母乳にも少しはビタミンDが入っていて、今まで医師達は、乳児はビタミンDを体内で合成するのに大事な太陽の光の下で十分な時間を過ごせば問題ないと言っていた。
But recommendations that children wear sunscreen and avoid exposure to the sun may mean some are not getting enough vitamin D, Dr. Krebs said.
しかし、今回の発表では日焼け止めを使う子供達はもしかしたら十分にビタミンDを体内で合成できていないかもしれない、とクレブス医師は言っている。

私のプロフェッショナルな意見としては、まずは事実を確認してみましょう、というところから始まります。母乳はお母さんが作るものですね。ですから当たり前ですが、お母さんが摂るものによって母乳の成分も変わってくるわけです。でも、お母さんがどんなにたくさんビタミンDをとっても、母乳にまわっていくビタミンDはそんなに多くはないようです。それが、この記事でも話題になるポイントなんですね。
でも、全くビタミンDをお母さんが摂らなかったら(体内で作らなかったら)、母乳にいくわけもないわけです。ですから、まずは自分から、ですね。青身、赤身の魚や乳製品にたくさん入っていますのでそういうものをよく食べるといいと思います。お魚は煮てあるもののほうが、量はたくさん入っています。もちろん、サプリメントも出回っています。
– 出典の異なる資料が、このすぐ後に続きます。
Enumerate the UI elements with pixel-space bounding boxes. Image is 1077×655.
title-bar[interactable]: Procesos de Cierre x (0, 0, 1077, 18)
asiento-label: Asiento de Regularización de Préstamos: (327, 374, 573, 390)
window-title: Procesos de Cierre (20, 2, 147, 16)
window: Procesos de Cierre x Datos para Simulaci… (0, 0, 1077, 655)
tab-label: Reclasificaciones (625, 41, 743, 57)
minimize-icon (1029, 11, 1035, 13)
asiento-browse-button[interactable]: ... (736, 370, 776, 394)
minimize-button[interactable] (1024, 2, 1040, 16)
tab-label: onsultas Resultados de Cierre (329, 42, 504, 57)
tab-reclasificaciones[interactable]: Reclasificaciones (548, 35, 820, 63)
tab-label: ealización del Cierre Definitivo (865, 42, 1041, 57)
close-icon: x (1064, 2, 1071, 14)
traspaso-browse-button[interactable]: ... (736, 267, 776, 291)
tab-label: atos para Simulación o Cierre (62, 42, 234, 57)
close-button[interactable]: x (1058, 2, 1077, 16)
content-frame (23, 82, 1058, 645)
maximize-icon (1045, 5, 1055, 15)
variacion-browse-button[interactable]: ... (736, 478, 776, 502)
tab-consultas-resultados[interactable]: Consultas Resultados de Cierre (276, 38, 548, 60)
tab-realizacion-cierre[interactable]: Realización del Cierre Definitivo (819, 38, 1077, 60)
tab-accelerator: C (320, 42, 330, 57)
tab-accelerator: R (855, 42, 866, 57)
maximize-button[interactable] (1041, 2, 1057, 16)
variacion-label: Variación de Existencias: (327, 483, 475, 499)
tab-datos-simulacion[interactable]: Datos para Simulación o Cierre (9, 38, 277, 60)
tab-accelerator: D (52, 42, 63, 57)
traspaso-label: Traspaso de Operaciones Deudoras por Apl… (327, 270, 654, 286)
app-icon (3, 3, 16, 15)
ですが、ここからが、私の栄養研究者として、とっても悲しい部分なんですが、栄養ってサプリメントをいろいろ摂ったらおしまい、というわけじゃないんです。例えば、ビタミンDはビタミンAやビタミンCやカルシウム、リンなどと一緒によく働くといわれています。そしてサプリメントはドライフォームといわれる、水溶性の形に変えてあることもありますが、ビタミンDはもともとは脂溶性ビタミンですから、油分と一緒に摂ると吸収が良いです。つーまーりー、結局「何でもバランス良く食べる」という、つまらない+当たり前+がっかりないつもの結論に至ってしまうわけです。でも悲しいことに本当に本当なんです。これがベストの結論なんです。
さて、日焼け止めについてですが、私は子供でも日焼け止めを塗るべきだと思っています。私が子供の頃は日焼け止めなんかなくても平気でしたが、昔の紫外線と今の紫外線は違いすぎると思うのです。赤ちゃんはお洋服をちゃんと着せるといいし、いつも影に入れておくといいと思います。ということで、明らかに乳児は「太陽の光」をあびることが少ないですね。
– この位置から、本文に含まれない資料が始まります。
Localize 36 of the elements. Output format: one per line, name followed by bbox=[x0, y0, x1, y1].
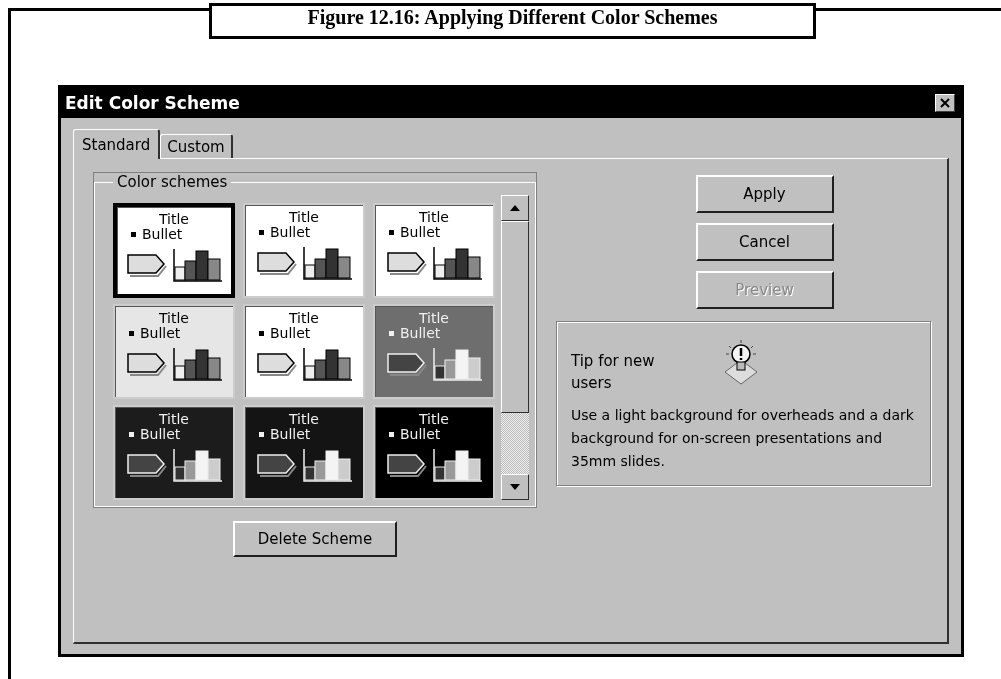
bullet-icon bbox=[259, 432, 264, 437]
color-scheme-swatch[interactable]: Title Bullet bbox=[373, 405, 495, 500]
group-label: Color schemes bbox=[116, 173, 229, 191]
scrollbar[interactable] bbox=[501, 195, 529, 500]
figure-caption: Figure 12.16: Applying Different Color Schemes bbox=[307, 7, 718, 27]
color-scheme-swatch[interactable]: Title Bullet bbox=[243, 304, 365, 399]
color-scheme-swatch[interactable]: Title Bullet bbox=[373, 304, 495, 399]
dialog-button[interactable]: Cancel bbox=[695, 223, 834, 261]
tip-heading: Tip for new users bbox=[571, 351, 656, 394]
delete-scheme-button[interactable]: Delete Scheme bbox=[233, 521, 397, 557]
dialog-button[interactable]: Apply bbox=[695, 175, 834, 213]
bullet-icon bbox=[259, 331, 264, 336]
tip-text: Use a light background for overheads and a dark background for on-screen presentations and 35mm slides. bbox=[571, 406, 915, 471]
close-button[interactable] bbox=[935, 94, 955, 112]
bullet-icon bbox=[131, 232, 136, 237]
color-scheme-swatch[interactable]: Title Bullet bbox=[373, 203, 495, 298]
color-scheme-swatch[interactable]: Title Bullet bbox=[243, 405, 365, 500]
tab[interactable]: Custom bbox=[160, 134, 233, 158]
down-arrow-icon bbox=[510, 484, 520, 490]
color-scheme-swatch[interactable]: Title Bullet bbox=[113, 304, 235, 399]
scroll-down-button[interactable] bbox=[501, 474, 529, 500]
bullet-icon bbox=[129, 432, 134, 437]
bullet-icon bbox=[389, 230, 394, 235]
close-icon bbox=[940, 98, 950, 108]
bullet-icon bbox=[129, 331, 134, 336]
color-scheme-swatch[interactable]: Title Bullet bbox=[113, 203, 235, 298]
bullet-icon bbox=[389, 331, 394, 336]
tab[interactable]: Standard bbox=[73, 129, 161, 159]
bullet-icon bbox=[259, 230, 264, 235]
color-scheme-swatch[interactable]: Title Bullet bbox=[243, 203, 365, 298]
color-scheme-swatch[interactable]: Title Bullet bbox=[113, 405, 235, 500]
scroll-thumb[interactable] bbox=[501, 221, 529, 413]
up-arrow-icon bbox=[510, 205, 520, 211]
bullet-icon bbox=[389, 432, 394, 437]
window-title: Edit Color Scheme bbox=[65, 93, 240, 113]
scroll-up-button[interactable] bbox=[501, 195, 529, 221]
ということで、私だったらお医者さんに質問に行くと思います。「新聞でこんな記事を読んだんですが、どう思いますか?」という感じ。私の推測では、お医者さんは1日50-200 IUくらいだったら問題ないので心配であればサプリメントをあげてもいいよ、というのが多いと思います。でも大事なのは、その決定は自分でするということ。骨軟化症という病気について調べてみて、栄養についても調べてみて、いろいろな専門家に意見を聞いて、自分でまとめた結論を出すということです。私も栄養の専門ですが、やはりみんなそれぞれ違うので、患者さん(相談主、赤ちゃん)を見て、栄養状態を調べて、データなどを見てからでないと「一般的な」答えは出しづらいです。
追記(10/24/2004):メールで感想をいただいたので、読み返してみたらあまりに適当に書いていたので、書き直してみました。